Well, it was closed yesterday when I went along after work. It had been closed earlier in the day, it was closed for the rest of the afternoon, and I'd expect it to be closed again today too. Staff had draped a barrier across from one side of the hall to the other, dividing the audiovisual extras from the exhibit proper. Closed for essential maintenance, said a sign, and that was the limit of the information available. "When will it reopen?" asked a group of ladies (who'd come here specially) to one of the Tate's nearby members of staff.
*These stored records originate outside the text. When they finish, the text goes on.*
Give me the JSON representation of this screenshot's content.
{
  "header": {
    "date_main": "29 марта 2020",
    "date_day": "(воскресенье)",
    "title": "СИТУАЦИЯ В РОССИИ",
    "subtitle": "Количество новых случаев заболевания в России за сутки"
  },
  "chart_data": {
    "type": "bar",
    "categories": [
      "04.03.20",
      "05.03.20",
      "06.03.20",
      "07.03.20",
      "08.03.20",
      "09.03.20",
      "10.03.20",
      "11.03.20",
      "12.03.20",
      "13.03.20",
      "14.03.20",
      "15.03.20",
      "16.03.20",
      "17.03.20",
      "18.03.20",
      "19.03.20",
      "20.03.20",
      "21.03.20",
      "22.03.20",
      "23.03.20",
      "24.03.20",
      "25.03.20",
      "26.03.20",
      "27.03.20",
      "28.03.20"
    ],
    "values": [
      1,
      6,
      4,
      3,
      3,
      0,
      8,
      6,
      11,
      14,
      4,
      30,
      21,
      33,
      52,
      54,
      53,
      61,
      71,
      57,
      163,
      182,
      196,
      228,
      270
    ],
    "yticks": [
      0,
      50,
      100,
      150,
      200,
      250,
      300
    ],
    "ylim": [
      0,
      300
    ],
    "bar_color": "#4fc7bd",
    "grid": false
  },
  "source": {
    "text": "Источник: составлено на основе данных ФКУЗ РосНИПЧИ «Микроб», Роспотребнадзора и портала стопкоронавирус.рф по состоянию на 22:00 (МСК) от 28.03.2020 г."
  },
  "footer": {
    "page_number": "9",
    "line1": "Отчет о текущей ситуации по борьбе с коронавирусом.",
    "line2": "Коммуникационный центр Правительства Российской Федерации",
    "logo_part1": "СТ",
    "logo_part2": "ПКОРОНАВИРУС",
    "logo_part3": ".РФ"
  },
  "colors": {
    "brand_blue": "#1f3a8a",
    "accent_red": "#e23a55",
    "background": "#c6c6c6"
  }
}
No clues. They tried a grinning bloke in a purple jacket instead, but he just grinned. No chance of stomping across the granular playground, nor even stealing one of the painted kernels, not today.
Lack of activity made for a very tidy exhibit. With the public removed there'd been nothing to do all afternoon but sweep and smooth the tiny particles into a nigh perfect cuboid. Very wide, very very long, and not quite as thick as I was expecting. On the nearest margin it was possible to distinguish individual seeds, but looking further back they merged into an indistinguishable mass [photo]. One set of footsteps created hollows partway along the righthand wall, but every other trace of human activity had been studiously scraped away. A man with a rake walked up and down the lefthand side, occasionally stopping to push seeds off the path and firm them up into a miniature cliff [photo]. The viewing public watched, for lack of any other way to interact, and wondered whether he might soon stop and announce that the installation had reopened. No such luck. No hint either why he was wearing a facemask, although perhaps we should have wondered more.
Apparently there's been a Health and Safety 'issue'. Not with people slipping or falling over, which is the usual Turbine Hall drawback, but with dust. Porcelain's renowned for being dusty, and 100 million trampled chunks have thrown up a lot of the stuff. Inhaling a lot of porcelain dust is dangerous because it can build up in your lungs and lead to pneumoconiosis (and potentially death). You'd probably have to spend three months at the Tate sniffling around on all fours for it to be a serious problem, but you know what public health risks are like. Can't be too careful.
Hopefully they'll sort out the dust issue before Easter. And lucky you if you went exploringonTuesdayorWednesday, because it's simply not seedy enough standing on the sidelines.
Update: Ah, bugger, they've closed it to the public permanently. Now all you'll be able to do is look, from a distance, but never touch. I feel really sorry for the 1000+ Chinese workers who spent months painting the individual seeds, because all their handiwork will now be completely invisible. Whoever planned this public installation clearly didn't think things through carefully enough. As an artistic achievement, Ai Weiwei's exhibit remains remarkable. But as a purely visual spectacle it's rubbish, so don't bother.